Et, se serrant fortement dans ces bras qui maintenant tremblaient violemment, elle garda son attitude d'abandon, absolument comme si elle n'entendait pas le bruit de la porte qui s'ouvrait, bruit auquel succédèrent deux cris rauques ; puis au même instant un bras furieux s'abattit sur elle, la faisant rouler à terre, la tête renversée, et montrait aux yeux terrifiés de Raymond le visage de Mme d'Épone! Il regardait tellement saisi, tellement suffoqué de ce qu'il voyait, qu'en ouvrant la bouche pour parler il ne put émettre un son. Il s'appuya au mur, prêt à défaillir, la regardant, regardant Vincent avec des yeux effroyablement égarés ; puis, soudain, il s'élança vers celui-ci, le bras levé, l'injure à la bouche.

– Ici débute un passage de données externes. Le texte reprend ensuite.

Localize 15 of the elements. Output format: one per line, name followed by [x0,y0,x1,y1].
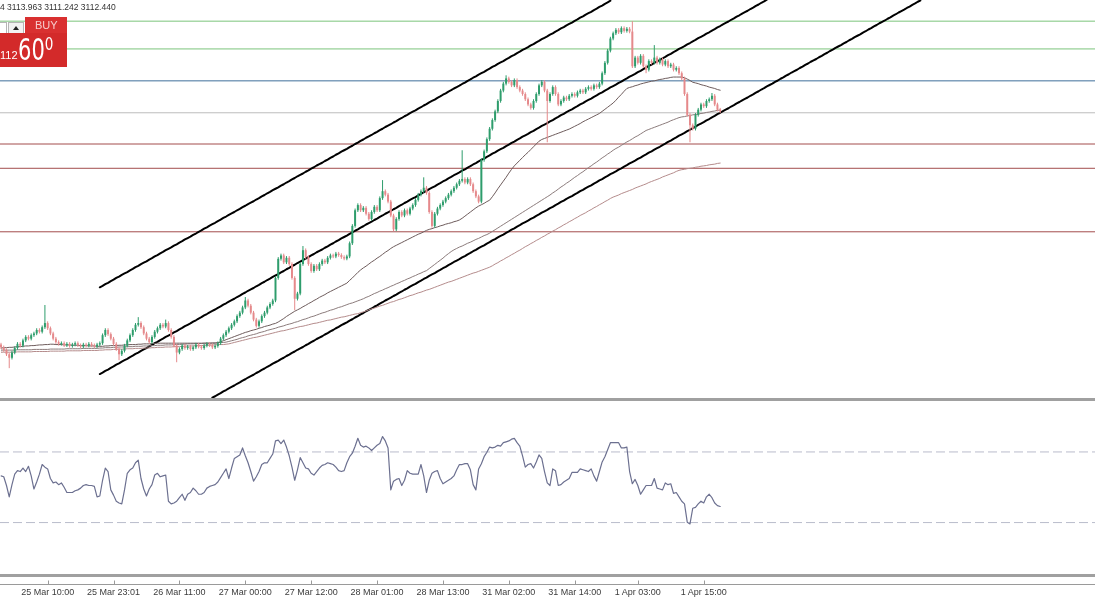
x-tick-label: 1 Apr 15:00 [680,586,727,597]
x-tick-label: 1 Apr 03:00 [614,586,661,597]
x-tick-label: 25 Mar 23:01 [87,586,141,597]
annotation: BUY [35,19,58,31]
x-tick-label: 27 Mar 00:00 [218,586,272,597]
chart-title: 4 3113.963 3111.242 3112.440 [0,2,116,12]
x-tick-label: 28 Mar 13:00 [416,586,470,597]
x-tick-label: 28 Mar 01:00 [350,586,404,597]
annotation: 60⁰ [18,31,54,67]
x-tick-label: 27 Mar 12:00 [284,586,338,597]
x-tick-label: 31 Mar 14:00 [548,586,602,597]
x-tick-label: 31 Mar 02:00 [482,586,536,597]
x-tick-label: 26 Mar 11:00 [153,586,206,597]
x-tick-label: 25 Mar 10:00 [21,586,75,597]
annotation: 112 [0,49,18,61]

En une seconde, Mme d'Épone fut relevée et entre eux, pâle et magnifique, les yeux dilatés, le capuchon tombé laissant voir ses cheveux défaits, elle repoussa Raymond.
— Non, Monsieur, vous n'avez pas le droit d'intervenir : ceci ne vous regarde pas. Je suis libre, n'est-ce pas?
— Libre… d'avoir un amant sous mon toit.
— Je partirai ; mais vous n'avez pas à vous mêler de tout ceci ; je vous le défends, entendez-vous?